Among many important roles of Nitric oxide (NO), one of the key actions is to act as a vasodilator and maintain cardiovascular health. Induction of NO is regulated by signals in tissue as well as endothelium.

Importance of NO has been nicely reviewed in the article  “Discovery of NO and its effects of vascular biology”. Other articles which are good readings for the importance of NO are  – a) regulation of glycolysis b) NO in cardiovascular disease c) NO and Immune responses Part I and Part II d) NO signaling pathways (Also, please see Source for more articles on NO and its significance).

The rate of production of NO has been established to be dependent on Wall Shear Stress (WSS) (Mashour and Broock, Brain Res., 1999) . Many mathematical models have been developed as 2D diffusion models to predict distribution of NO transport in single vessels, eg. arterioles (Please see Sources for references ).

Chen et. al. (Med. Biol. Eng. Comp., 2011) developed a 3-D model consisting of two branched arterioles and nine capillaries surrounding the vessels. Their model not only takes into account of the 3-D volume, but also branching effects on blood flow (Please see Fig 1 and Fig 2 from Chen et. al. 2011 ).

Image

Fig. 1 Blood phase separation with vascular branching. RBC
fractional flow in daughter branch alpha is not necessarily equal
to that in branch beta

Image

The mathematical model considers dynamic characteristics related to blood flow, blood vessel structures and transport mechanism in the wall. The authors have considered effects of branching and ratio of diameters between blood vessels of parent and children to determine the fractional blood flow which gets distributed in the network. These branching effects of the vessels will also affect the blood volume or RBC (Red Blood Cell), hence NO consumption in the blood. Parameters in the model are either obtained or fitted with experimental results from literature. Their model assumes a linear relationship of NO production with wall shear stress which in turn will be regulated by blood flow determined by branching characteristics of blood vessels.
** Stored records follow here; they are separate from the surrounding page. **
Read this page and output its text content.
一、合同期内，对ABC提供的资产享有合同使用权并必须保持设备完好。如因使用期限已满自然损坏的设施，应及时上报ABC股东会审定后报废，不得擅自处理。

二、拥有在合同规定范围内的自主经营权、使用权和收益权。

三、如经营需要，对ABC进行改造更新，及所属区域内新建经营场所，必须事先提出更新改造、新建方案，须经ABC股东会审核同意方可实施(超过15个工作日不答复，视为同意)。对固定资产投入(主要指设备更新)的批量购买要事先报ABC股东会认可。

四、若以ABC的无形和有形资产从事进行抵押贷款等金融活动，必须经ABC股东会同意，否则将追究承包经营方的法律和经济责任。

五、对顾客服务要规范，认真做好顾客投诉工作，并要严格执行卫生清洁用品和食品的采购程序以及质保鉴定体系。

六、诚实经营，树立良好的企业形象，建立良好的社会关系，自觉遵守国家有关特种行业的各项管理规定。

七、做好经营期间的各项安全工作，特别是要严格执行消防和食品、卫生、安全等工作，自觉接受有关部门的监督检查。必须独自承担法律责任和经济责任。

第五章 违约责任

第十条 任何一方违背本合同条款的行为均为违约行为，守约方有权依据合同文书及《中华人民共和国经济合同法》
Moreover, the mathematical model includes transport of NO through the blood vessels in the tissue (in the defined volume of the model) as diffusion model,. The model was solved using Finite Elements method using the software COMSOL.

Their model results show that wall shear stress changes depending upon the distribution of RBC in the microcirculations of blood vessels, which leads to differential production of NO along the vascular network. Levels of NO at vascular walls can be less in branches which receive more blood flow, due to the balance between higher consumption of NO by RBC and production of NO due to high wall stress.  Their 3-D simulations showed the importance of capillaries such that NO can be concentrated in tissues far away in distance from arterioles facilitating much controlled NO regulation.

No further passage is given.